– Передавал.
Снова пауза.
– Простите, вас что-то смущает?
– Смущает… вы правильно сказали. – Он снова заговорил в прежней манере: – Вы сами иконописным искусством не интересовались?
– Нет, не пришлось.
– Вот. Искусство это очень отдельное от прочих художеств. И разбираются в нем, естественно, очень немногие люди. Даже профессиональные художники в этом часто не смыслят. Хотя, разумеется, сами они, хе, другого мнения. Я с некоторым основанием говорю, так как прежде чем Бог обратил меня к вере, два курса Суриковского института в Москве закончил. Скажу теперь про детали: различить в иконостасе – а там больше двух десятков икон – достоинство этих двух, ярославской школы, совсем непросто. Тем более, церковь совсем недавно открыта и ее посещало незначительное число прихожан.
Владимир позволил себе возразить:
– А что особенного-то, если раньше иконы в соборе висели? Тут их и могли заприметить.
– Не могли, в том-то и дело. Они находились в запасниках. Собор, милостию Божьей, имел много хороших икон. В двадцатые годы, когда большевики организовали погромы церквей, тогдашний настоятель собора сумел договориться с местным главой коммунистов – а среди них и приличные люди случались: сдали все золотые оклады, прочее ценное, а те, со своей стороны, оставили собор в покое и даже службу в нем, хотя ограничили, но не запретили совсем. Прослышав, сюда из губернии, тайком, разумеется, везли наиболее чтимые в приходах иконы. А позже, при сталинских репрессиях, приносили и граждане – боялись люди, что обвинят «в чуждой идеологии». Теперь, с новым временем, мы начали передавать хранившиеся в запасниках иконы, но что касается икон исторической значимости – только в места, где обеспечены необходимые для них условия. Та церковь имеет кондиционирование – хороший температурный режим.
– Кто знал ценность ярославских икон?
– Я, наш старый служитель, которого уже нет два года на этом свете, сам покойный, – пожилой человек развел руками, – и те неизвестные нам люди, которым он об иконах рассказывал. – Опять в его лице явилась задумчивость с оттенком недоумения. – Однако вот, есть в этом деле с иконами одна непонятность.
– Какая же?
– В той церкви имеется значительно большая редкость – псковская икона двенадцатого века, и она, несомненно, дороже любой из тех двух, а скорее – обеих вместе.
Владимир почувствовал в голове пустоту, и чтобы уйти из этого состояния, быстро спросил:
– Она тоже из собора?
– Нет, подарена была церкви одной прихожанкой – незадолго до своей смерти подарила. И об этой иконе в уведомлении, уж во всяком случае, находилось гораздо больше людей.
– Икона помещалась в иконостасе?
– Отдельно. В церкви, если помните, два небольших придела.
– А, такие выпуклости, типа эркеров, слева и справа?
Видно, невежественность молодого гостя досадила священнику, потому что легкое кривление лица он сдержать не сумел.
– Н-да, вот в правом приделе она и висела.

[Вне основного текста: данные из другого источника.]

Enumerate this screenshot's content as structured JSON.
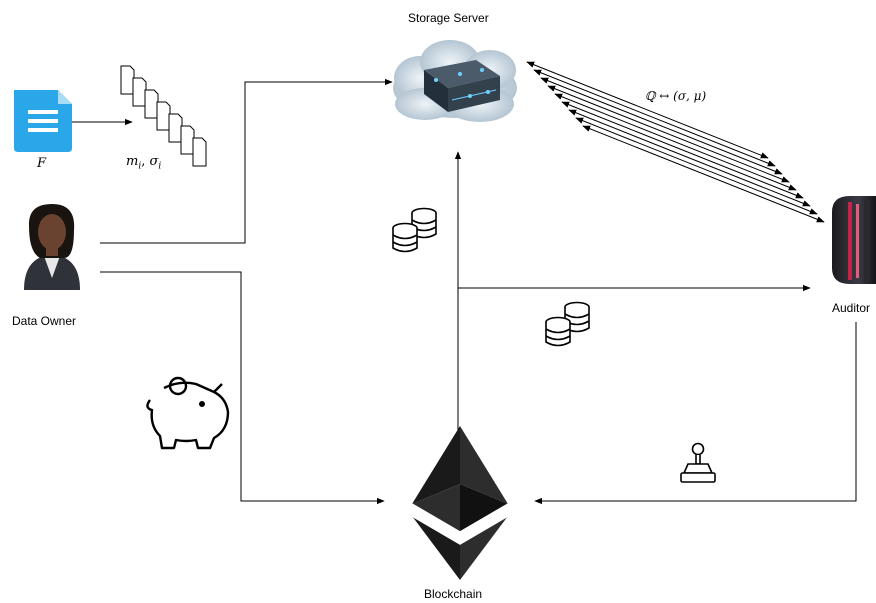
{
  "nodes": {
    "storage_server": "Storage Server",
    "data_owner": "Data Owner",
    "auditor": "Auditor",
    "blockchain": "Blockchain"
  },
  "math": {
    "file": "F",
    "blocks": "m",
    "blocks_sub": "i",
    "sep": ", ",
    "tags": "σ",
    "tags_sub": "i",
    "challenge": "ℚ ↔ (σ, μ)"
  },
  "icons": [
    "file-icon",
    "document-stack-icon",
    "person-icon",
    "cloud-server-icon",
    "camera-lens-icon",
    "coins-icon",
    "piggy-bank-icon",
    "stamp-icon",
    "ethereum-icon"
  ]
}
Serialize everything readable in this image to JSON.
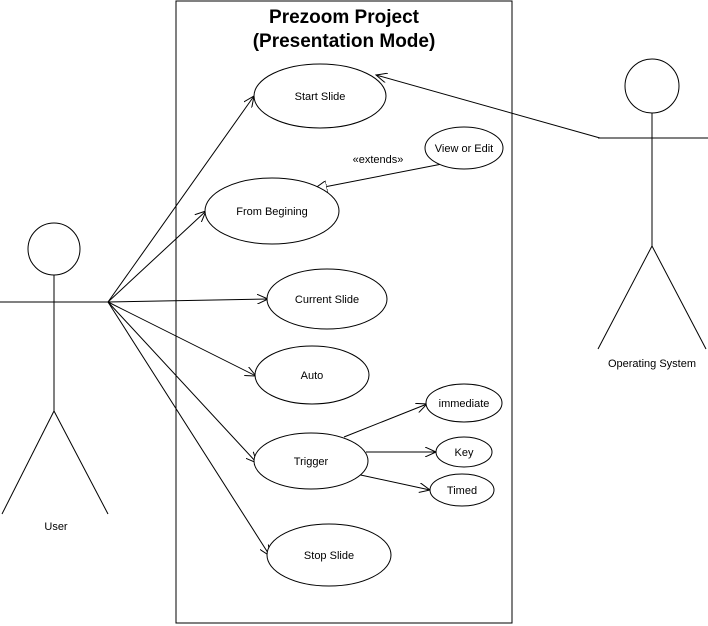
{
  "diagram": {
    "title_line1": "Prezoom Project",
    "title_line2": "(Presentation Mode)",
    "actors": {
      "user": "User",
      "os": "Operating System"
    },
    "use_cases": {
      "start_slide": "Start Slide",
      "from_beginning": "From Begining",
      "view_or_edit": "View or Edit",
      "current_slide": "Current Slide",
      "auto": "Auto",
      "trigger": "Trigger",
      "immediate": "immediate",
      "key": "Key",
      "timed": "Timed",
      "stop_slide": "Stop Slide"
    },
    "relation_labels": {
      "extends": "«extends»"
    }
  }
}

– Это что, можно просто подойти и снять?
Владимира почти что охватил ужас – не помнил он сейчас, что там висело или уже не висело, ужас прочитался хозяином, который поспешил скорей успокоить:
– Однако ее не украли. Я ведь выехал в церковь сразу, как пришло сообщение из полиции. Сам полковник, Игорь Петрович, допустил меня, когда еще тело убиенного не было увезено.
У Владимира завертелись цифры: две сотни тысяч за ярославскую пятнадцатого века, а псковская – двенадцатого – это еще дотатарский период, это вообще что такое, может и миллион?
– То есть… а если спектакль?
Он запустил руку в волосы и не сразу ответил, когда хозяин поинтересовался, что гость имеет в виду.